Perhaps the answer was staring us in the face as we entered this church this evening. Over the west door is incised the words ‘Christo Liberatori.’ That struck me as odd. Even my rusty O-Level Latin would have expected ‘Christo Redemptori.’ Liberator and redemptor are not obviously interchangeable in the Latin tongue; nor are liberator and redeemer interchangeable in English. The former lacks the sense that a price was being paid in Christ’s torture, passion and death. So, let us take the words as chiselled in stone: Christ our liberator, Christ who by his passion and death freed us from the slavery of sin, who set us free to be our better selves, liberated us to be what he intends us to be, and released us from the constraints of dull conformity. He gave us the glorious liberty and freedom to be the children of God and the boldness to proclaim it in what we say and do and in what we are. That includes the freedom to criticize, and to be self-critical; not to smooth over, avoid controversy or edit out challenge where it may have merit—and, if necessary, to defy and scorn the powers set against us. Otherwise we may find ourselves in something akin to that minefield of social intercourse, navigating between obliging politeness and obsequiousness.

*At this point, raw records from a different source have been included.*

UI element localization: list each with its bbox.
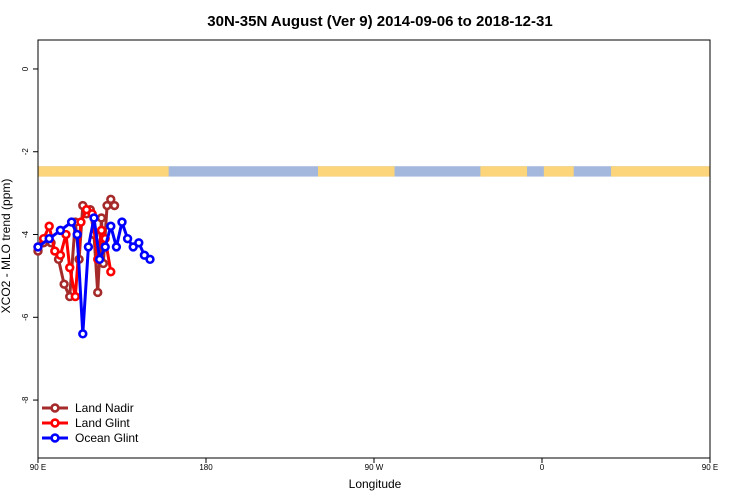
y-tick-label: 0 <box>21 66 30 71</box>
data-point-ocean-glint <box>117 217 127 227</box>
land-band-segment <box>318 166 395 177</box>
legend-swatch-marker <box>50 418 60 428</box>
x-tick-label: 180 <box>199 463 213 472</box>
y-axis: 0 -2 -4 -6 -8 <box>21 66 38 404</box>
data-point-ocean-glint <box>44 233 54 244</box>
legend-swatch-marker <box>50 433 60 443</box>
land-ocean-band <box>38 166 710 177</box>
data-point-land-glint <box>70 291 81 302</box>
data-point-ocean-glint <box>66 217 77 227</box>
legend-item-land-nadir: Land Nadir <box>42 401 134 415</box>
data-point-ocean-glint <box>55 225 66 236</box>
land-band-segment <box>543 166 574 177</box>
data-point-land-glint <box>76 217 86 227</box>
data-point-land-glint <box>65 262 75 273</box>
legend-label: Land Nadir <box>75 401 134 415</box>
data-point-ocean-glint <box>78 329 88 339</box>
data-point-land-nadir <box>109 200 120 211</box>
legend-item-land-glint: Land Glint <box>42 416 130 430</box>
data-point-land-glint <box>106 267 116 277</box>
x-axis-label: Longitude <box>349 477 402 491</box>
legend-swatch-marker <box>50 403 60 413</box>
legend-label: Land Glint <box>75 416 130 430</box>
data-point-ocean-glint <box>106 221 116 231</box>
x-tick-label: 90 W <box>365 463 384 472</box>
legend-label: Ocean Glint <box>75 431 139 445</box>
chart-title: 30N-35N August (Ver 9) 2014-09-06 to 201… <box>207 13 552 30</box>
data-point-land-nadir <box>93 287 103 298</box>
data-point-land-glint <box>44 221 54 231</box>
x-axis: 90 E 180 90 W 0 90 E <box>30 458 718 472</box>
legend-item-ocean-glint: Ocean Glint <box>42 431 139 445</box>
y-tick-label: -2 <box>21 148 30 156</box>
y-tick-label: -8 <box>21 396 30 404</box>
data-point-ocean-glint <box>94 254 105 265</box>
data-point-ocean-glint <box>111 242 122 252</box>
data-point-ocean-glint <box>122 233 133 244</box>
data-point-land-nadir <box>96 213 107 223</box>
series-layer <box>33 194 155 339</box>
land-band-segment <box>38 166 169 177</box>
land-band-segment <box>480 166 528 177</box>
series-ocean-glint <box>33 213 155 339</box>
data-point-ocean-glint <box>100 242 110 252</box>
x-tick-label: 0 <box>540 463 545 472</box>
data-point-land-glint <box>55 250 66 260</box>
y-axis-label: XCO2 - MLO trend (ppm) <box>0 179 13 314</box>
data-point-ocean-glint <box>134 238 144 248</box>
x-tick-label: 90 E <box>30 463 46 472</box>
plot-frame <box>37 39 711 459</box>
data-point-ocean-glint <box>145 254 155 265</box>
land-band-segment <box>611 166 710 177</box>
data-point-ocean-glint <box>89 213 99 223</box>
data-point-ocean-glint <box>83 242 94 252</box>
data-point-land-glint <box>96 225 107 236</box>
y-tick-label: -6 <box>21 313 30 321</box>
data-point-ocean-glint <box>33 242 43 252</box>
data-point-land-nadir <box>59 279 69 289</box>
data-point-ocean-glint <box>72 229 82 240</box>
x-tick-label: 90 E <box>702 463 718 472</box>
y-tick-label: -4 <box>21 230 30 238</box>
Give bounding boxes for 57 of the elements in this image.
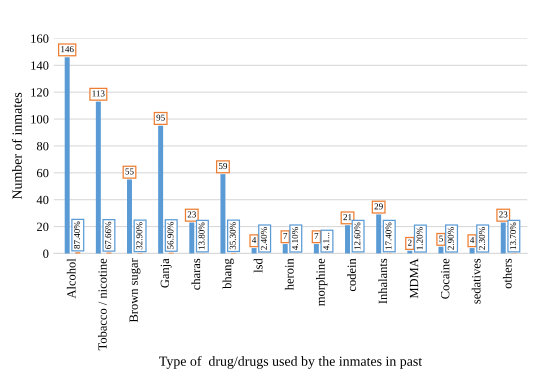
x-tick-label: Tobacco / nicotine bbox=[98, 258, 107, 350]
data-label: 4 bbox=[252, 236, 256, 243]
data-label: 2 bbox=[408, 240, 412, 246]
data-label: 4 bbox=[470, 236, 474, 243]
x-tick-label: Brown sugar bbox=[130, 258, 140, 322]
data-label: 12.60% bbox=[354, 222, 360, 250]
data-label: 35.30% bbox=[230, 222, 236, 250]
x-tick-label: morphine bbox=[316, 258, 328, 306]
data-label: 146 bbox=[61, 46, 74, 52]
data-label: 4.10% bbox=[292, 227, 298, 250]
data-label: 21 bbox=[343, 214, 352, 220]
y-tick-label: 100 bbox=[31, 115, 48, 124]
x-tick-label: others bbox=[502, 258, 512, 288]
y-tick-label: 0 bbox=[43, 249, 48, 258]
y-axis-title: Number of inmates bbox=[12, 92, 22, 200]
data-label: 2.30% bbox=[478, 227, 485, 250]
x-tick-label: heroin bbox=[284, 258, 294, 290]
data-label: 59 bbox=[218, 163, 228, 170]
y-tick-label: 40 bbox=[36, 196, 48, 204]
data-label: 5 bbox=[439, 236, 443, 242]
x-tick-label: Inhalants bbox=[378, 258, 388, 304]
x-tick-label: Alcohol bbox=[66, 258, 76, 298]
data-label: 4.1... bbox=[323, 232, 330, 250]
x-tick-label: bhang bbox=[222, 258, 234, 289]
data-label: 7 bbox=[314, 232, 318, 239]
data-label: 55 bbox=[126, 168, 134, 174]
data-label: 113 bbox=[92, 90, 105, 97]
x-tick-label: Cocaine bbox=[440, 258, 450, 299]
x-axis-title: Type of drug/drugs used by the inmates in past bbox=[159, 356, 422, 369]
data-label: 23 bbox=[188, 211, 196, 218]
data-label: 13.80% bbox=[198, 222, 205, 250]
data-label: 2.40% bbox=[260, 227, 267, 250]
data-label: 2.90% bbox=[448, 227, 454, 250]
data-label: 67.66% bbox=[105, 222, 112, 249]
data-label: 56.90% bbox=[167, 222, 174, 249]
x-tick-label: MDMA bbox=[410, 258, 418, 298]
data-label: 32.90% bbox=[136, 222, 142, 250]
data-label: 7 bbox=[284, 232, 288, 239]
x-tick-label: Ganja bbox=[160, 258, 172, 288]
y-tick-label: 120 bbox=[31, 88, 48, 97]
x-tick-label: sedatives bbox=[472, 258, 481, 304]
data-label: 87.40% bbox=[74, 222, 80, 249]
y-tick-label: 60 bbox=[36, 168, 48, 178]
data-label: 13.70% bbox=[510, 222, 516, 250]
data-label: 95 bbox=[156, 114, 165, 121]
y-tick-label: 80 bbox=[36, 142, 48, 150]
x-tick-label: charas bbox=[191, 258, 200, 290]
data-label: 29 bbox=[374, 203, 383, 210]
y-tick-label: 160 bbox=[31, 34, 48, 43]
data-label: 23 bbox=[499, 211, 508, 218]
data-label: 1.20% bbox=[416, 227, 423, 250]
bar bbox=[64, 57, 70, 254]
data-label: 17.40% bbox=[385, 222, 392, 250]
x-tick-label: lsd bbox=[254, 258, 262, 273]
y-tick-label: 140 bbox=[31, 61, 48, 70]
y-tick-label: 20 bbox=[36, 222, 48, 232]
x-tick-label: codein bbox=[347, 258, 356, 292]
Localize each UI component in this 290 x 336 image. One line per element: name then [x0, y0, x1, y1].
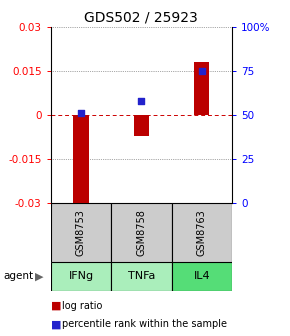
Bar — [172, 262, 232, 291]
Text: GSM8763: GSM8763 — [197, 209, 207, 256]
Text: log ratio: log ratio — [62, 301, 103, 311]
Point — [139, 98, 144, 103]
Text: ■: ■ — [51, 301, 61, 311]
Bar — [172, 203, 232, 262]
Bar — [51, 203, 111, 262]
Point — [79, 111, 83, 116]
Text: IL4: IL4 — [193, 271, 210, 281]
Bar — [134, 115, 149, 136]
Text: percentile rank within the sample: percentile rank within the sample — [62, 319, 227, 329]
Text: IFNg: IFNg — [68, 271, 93, 281]
Point — [200, 68, 204, 74]
Bar — [194, 62, 209, 115]
Bar — [111, 262, 172, 291]
Bar — [111, 203, 172, 262]
Text: ■: ■ — [51, 319, 61, 329]
Text: GSM8758: GSM8758 — [136, 209, 146, 256]
Title: GDS502 / 25923: GDS502 / 25923 — [84, 10, 198, 24]
Text: ▶: ▶ — [35, 271, 44, 281]
Text: agent: agent — [3, 271, 33, 281]
Bar — [51, 262, 111, 291]
Text: TNFa: TNFa — [128, 271, 155, 281]
Text: GSM8753: GSM8753 — [76, 209, 86, 256]
Bar — [73, 115, 88, 206]
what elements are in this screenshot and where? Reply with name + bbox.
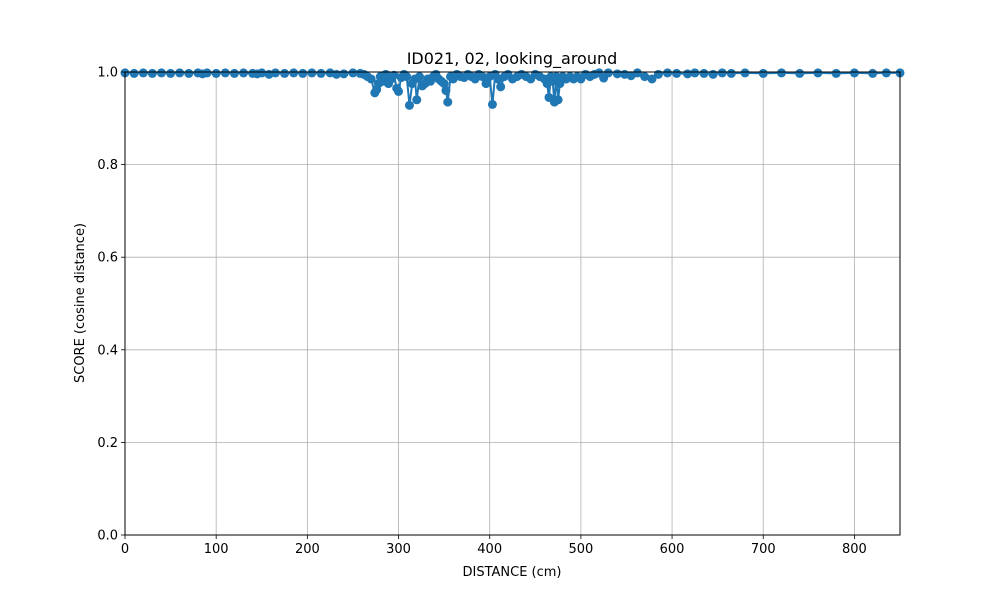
x-tick-label: 0 <box>121 542 129 557</box>
data-point <box>298 68 308 78</box>
data-point <box>211 68 221 78</box>
x-tick-label: 100 <box>204 542 229 557</box>
y-tick-label: 1.0 <box>97 66 118 81</box>
data-point <box>147 68 157 78</box>
x-tick-label: 300 <box>386 542 411 557</box>
data-point <box>156 68 166 78</box>
data-point <box>289 68 299 78</box>
data-point <box>339 69 349 79</box>
data-point <box>708 69 718 79</box>
data-point <box>404 100 414 110</box>
y-tick-label: 0.4 <box>97 343 118 358</box>
data-point <box>202 68 212 78</box>
data-point <box>175 68 185 78</box>
data-point <box>166 68 176 78</box>
x-tick-label: 700 <box>751 542 776 557</box>
data-point <box>849 68 859 78</box>
data-point <box>603 68 613 78</box>
data-point <box>663 68 672 78</box>
data-point <box>229 68 239 78</box>
data-point <box>138 68 148 78</box>
data-point <box>699 68 709 78</box>
data-point <box>394 86 404 96</box>
data-point <box>553 95 563 105</box>
data-point <box>412 95 422 105</box>
x-tick-label: 400 <box>477 542 502 557</box>
data-point <box>647 74 657 84</box>
data-point <box>239 68 249 78</box>
x-tick-label: 600 <box>660 542 685 557</box>
data-point <box>776 68 786 78</box>
data-point <box>496 82 506 92</box>
data-point <box>316 68 326 78</box>
data-point <box>389 70 399 80</box>
y-tick-label: 0.2 <box>97 436 118 451</box>
x-axis-label: DISTANCE (cm) <box>462 565 561 580</box>
y-tick-label: 0.0 <box>97 529 118 544</box>
data-point <box>555 79 565 89</box>
x-tick-label: 200 <box>295 542 320 557</box>
data-point <box>487 99 497 109</box>
data-point <box>477 72 487 82</box>
data-point <box>439 79 449 89</box>
data-point <box>402 72 412 82</box>
data-point <box>813 68 823 78</box>
y-tick-label: 0.6 <box>97 251 118 266</box>
data-point <box>672 68 682 78</box>
data-point <box>441 86 451 96</box>
axis-ticks: 0 100 200 300 400 500 600 700 800 0.0 0.2 0.4 0.6 0.8… <box>97 66 867 558</box>
chart-title: ID021, 02, looking_around <box>407 49 618 69</box>
data-point <box>632 68 642 78</box>
y-tick-label: 0.8 <box>97 158 118 173</box>
data-point <box>129 68 139 78</box>
data-point <box>831 68 841 78</box>
data-point <box>726 68 736 78</box>
data-point <box>366 74 376 84</box>
data-point <box>307 68 317 78</box>
data-point <box>640 72 650 82</box>
data-point <box>551 72 561 82</box>
data-point <box>717 68 727 78</box>
y-axis-label: SCORE (cosine distance) <box>73 223 88 383</box>
data-point <box>184 68 194 78</box>
data-point <box>443 97 453 107</box>
data-point <box>270 68 280 78</box>
data-point <box>740 68 750 78</box>
data-point <box>257 68 267 78</box>
data-point <box>881 68 891 78</box>
data-point <box>758 68 768 78</box>
plot-area-background <box>125 72 900 535</box>
plot-frame <box>124 71 901 536</box>
data-point <box>481 79 491 89</box>
data-point <box>415 72 424 82</box>
data-point <box>348 68 358 78</box>
x-tick-label: 800 <box>842 542 867 557</box>
x-tick-label: 500 <box>568 542 593 557</box>
data-point <box>690 68 700 78</box>
data-point <box>868 68 878 78</box>
data-point <box>220 68 230 78</box>
data-point <box>795 68 805 78</box>
data-point <box>653 69 663 79</box>
data-point <box>280 68 290 78</box>
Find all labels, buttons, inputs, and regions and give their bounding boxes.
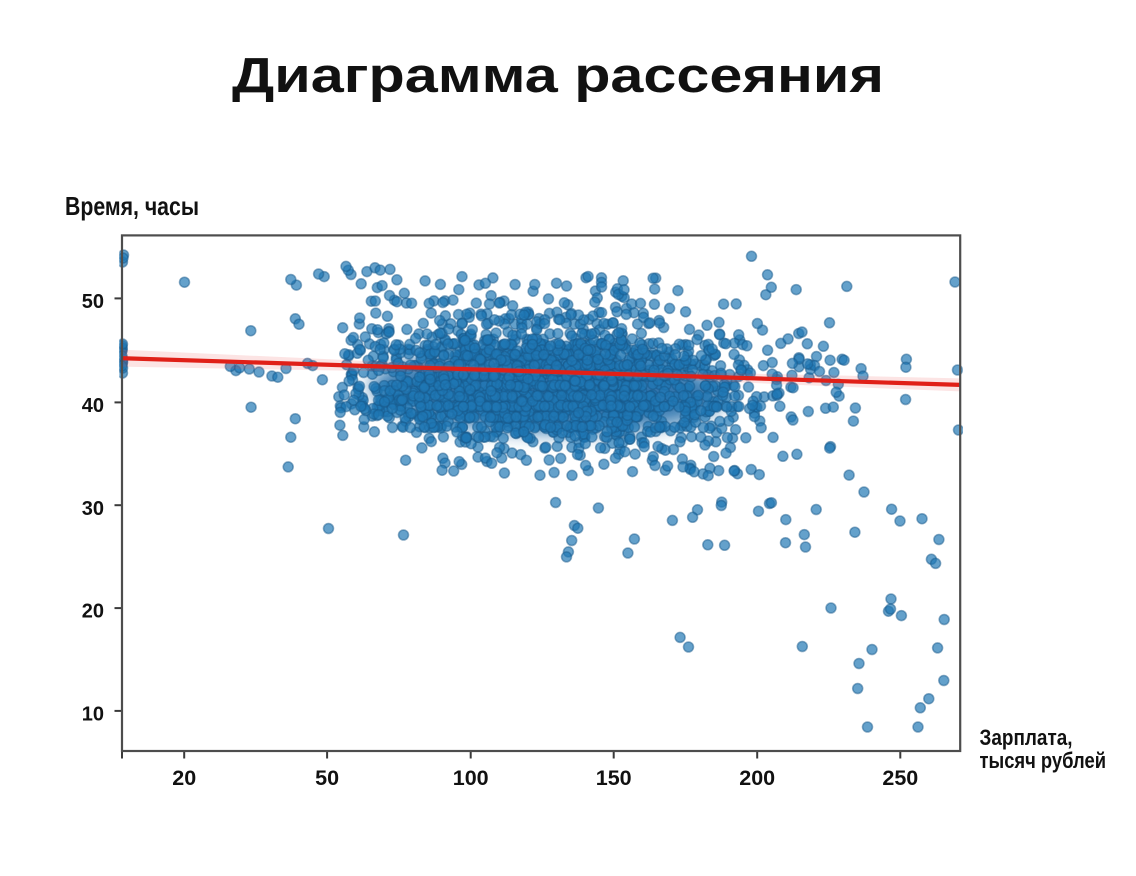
svg-text:100: 100 — [453, 766, 489, 790]
svg-text:20: 20 — [82, 601, 104, 623]
svg-text:тысяч рублей: тысяч рублей — [980, 748, 1107, 773]
svg-text:50: 50 — [82, 291, 104, 313]
svg-text:10: 10 — [82, 704, 104, 726]
svg-text:40: 40 — [82, 395, 104, 417]
svg-text:200: 200 — [739, 766, 775, 790]
svg-text:30: 30 — [82, 498, 104, 520]
svg-text:250: 250 — [882, 766, 918, 790]
svg-text:Диаграмма рассеяния: Диаграмма рассеяния — [232, 49, 884, 103]
svg-text:Зарплата,: Зарплата, — [980, 725, 1073, 750]
svg-text:50: 50 — [315, 766, 339, 790]
svg-text:150: 150 — [596, 766, 632, 790]
svg-text:Время, часы: Время, часы — [65, 191, 199, 221]
svg-text:20: 20 — [172, 766, 196, 790]
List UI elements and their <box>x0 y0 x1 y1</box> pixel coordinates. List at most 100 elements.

Our responsibility is to keep the faith—the Catholic faith of the scriptures, the tradition and the creeds. ‘Only faith can guarantee the blessings that we hope for’ [Hebrews 11: 1] and it is that faith in the death and resurrection of Christ that will bring its reward. In the days of our ancestors, the faith of Abraham and of Sarah in God and in the goodness of God saw them through difficulties and perplexities and afflictions that would have daunted many and would have made some give up and follow after other gods. Both Abraham and Sarah kept the faith but died before receiving any of the things that had been promised. They, however, saw the Promised Land in the far distance and realized that there was the fulfilment of their destiny.
The mainspring of our mission is the articulation and the living out of what we believe and know: that our redemption is effected through and by the power of love. The Sacred Heart of Jesus is an inexhaustible source of divine love, and we might say with Blessed John Henry Newman: ‘Cor ad cor loquitur’—‘heart speaks to heart.’ Our mission, our duty to our fellow men and women, is captured in the words which Newman had inscribed on the cross that once marked his grave: ‘ex umbris et imaginibus in veritatem’—‘coming out of the shadows and the reflections into truth.’ We owe our fellow men and women the articulation of the terrible candour of insistent orthodoxy.
Be of good courage. Remain steadfast in the Catholic Faith. Proclaim the Gospel. Live out its message of love and salvation. Defy the hosts of Midian. Christ our liberator and redeemer has set his free.
Fr William Davage was Custodian of Dr Pusey’s Library and preached this sermon at Holy Redeemer, Clerkenwell.